Why? Why should Reds cooperate with punishing Red rioters, when we know that Blues have no intention of reciprocating, and will in fact simply continue to abuse us? If we coordinate defection, this at least imposes a cost on their abuses. If we cooperate, they have no reason to ever change.
No, I do not. The BLM riots were an explicitly political movement, with serious political, social and financial consequences for our society at large. The violence they organized and committed was explicitly intended to usurp political power from our system of government, to coerce a wide array of significant policy changes and social outcomes in everything from corporate HR to the police and justice system to the subsequent national elections. Those riots had extremely serious impacts on the structure and nature of our society, and the effects of those riots will continue to reverberate for decades to come if previous history is to be trusted. In meaningful and significant ways, the BLM rioters did in fact use violence to rule over the rest of us.
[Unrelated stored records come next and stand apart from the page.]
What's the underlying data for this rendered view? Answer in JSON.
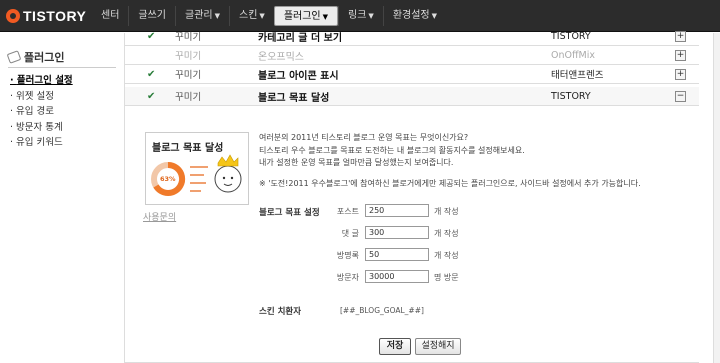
{
  "brand": "TISTORY",
  "nav": [
    "센터",
    "글쓰기",
    "글관리",
    "스킨",
    "플러그인",
    "링크",
    "환경설정"
  ],
  "nav_has_caret": [
    false,
    false,
    true,
    true,
    true,
    true,
    true
  ],
  "sidebar": {
    "title": "플러그인",
    "items": [
      "플러그인 설정",
      "위젯 설정",
      "유입 경로",
      "방문자 통계",
      "유입 키워드"
    ]
  },
  "rows": [
    {
      "check": "✔",
      "cat": "꾸미기",
      "name": "카테고리 글 더 보기",
      "author": "TISTORY",
      "toggle": "+"
    },
    {
      "check": "",
      "cat": "꾸미기",
      "name": "온오프믹스",
      "author": "OnOffMix",
      "toggle": "+"
    },
    {
      "check": "✔",
      "cat": "꾸미기",
      "name": "블로그 아이콘 표시",
      "author": "태터앤프렌즈",
      "toggle": "+"
    },
    {
      "check": "✔",
      "cat": "꾸미기",
      "name": "블로그 목표 달성",
      "author": "TISTORY",
      "toggle": "−"
    }
  ],
  "plugin": {
    "thumb_title": "블로그 목표 달성",
    "thumb_percent": "63%",
    "manual": "사용문의",
    "desc": [
      "여러분의 2011년 티스토리 블로그 운영 목표는 무엇이신가요?",
      "티스토리 우수 블로그를 목표로 도전하는 내 블로그의 활동지수를 설정해보세요.",
      "내가 설정한 운영 목표를 얼마만큼 달성했는지 보여줍니다."
    ],
    "note": "※ '도전!2011 우수블로그'에 참여하신 블로거에게만 제공되는 플러그인으로, 사이드바 설정에서 추가 가능합니다.",
    "form_label": "블로그 목표 설정",
    "fields": [
      {
        "label": "포스트",
        "value": "250",
        "unit": "개 작성"
      },
      {
        "label": "댓  글",
        "value": "300",
        "unit": "개 작성"
      },
      {
        "label": "방명록",
        "value": "50",
        "unit": "개 작성"
      },
      {
        "label": "방문자",
        "value": "30000",
        "unit": "명 방문"
      }
    ],
    "skin_label": "스킨 치환자",
    "skin_value": "[##_BLOG_GOAL_##]"
  },
  "buttons": {
    "save": "저장",
    "cancel": "설정해지"
  }
}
They were in fact an explicit attack on our power and a threat to our rights, and not just criminality.
And it worked. They secured dozens of billions of dollars in funding for their political causes. They secured greatly increased control over our work environment, over municipal policies, policing policies, prosecution policies. They greatly advanced their capacity for censorship and the hard enforcement of their social consensus. They carved out long-term, well-paid sinecures for their activist cadre I think it probable that they gained a significant advantage in the 2020 elections as a result of these successes. They greatly damaged the concept of a right to lawful self-defense. They caused the largest single-year increase in violent crime rates ever recorded, and they then used that increase in violence to successfully push for gun control through legislation and the aggressive reinterpretation of bureaucratic standards.
None of the above is fairly summed up as "I am angry, I want to destroy stuff, I'd like free stuff". Sure, that was the attitude of some of the actual rioters. Likewise, many of the Jan 6th rioters probably didn't think much past "I'm angry, and I want to express it." Your claim is that the Jan 6th rioters had a motive beyond that. Well, BLM and Blue Tribe likewise had a motive beyond that, and that motive paid off for them in spades.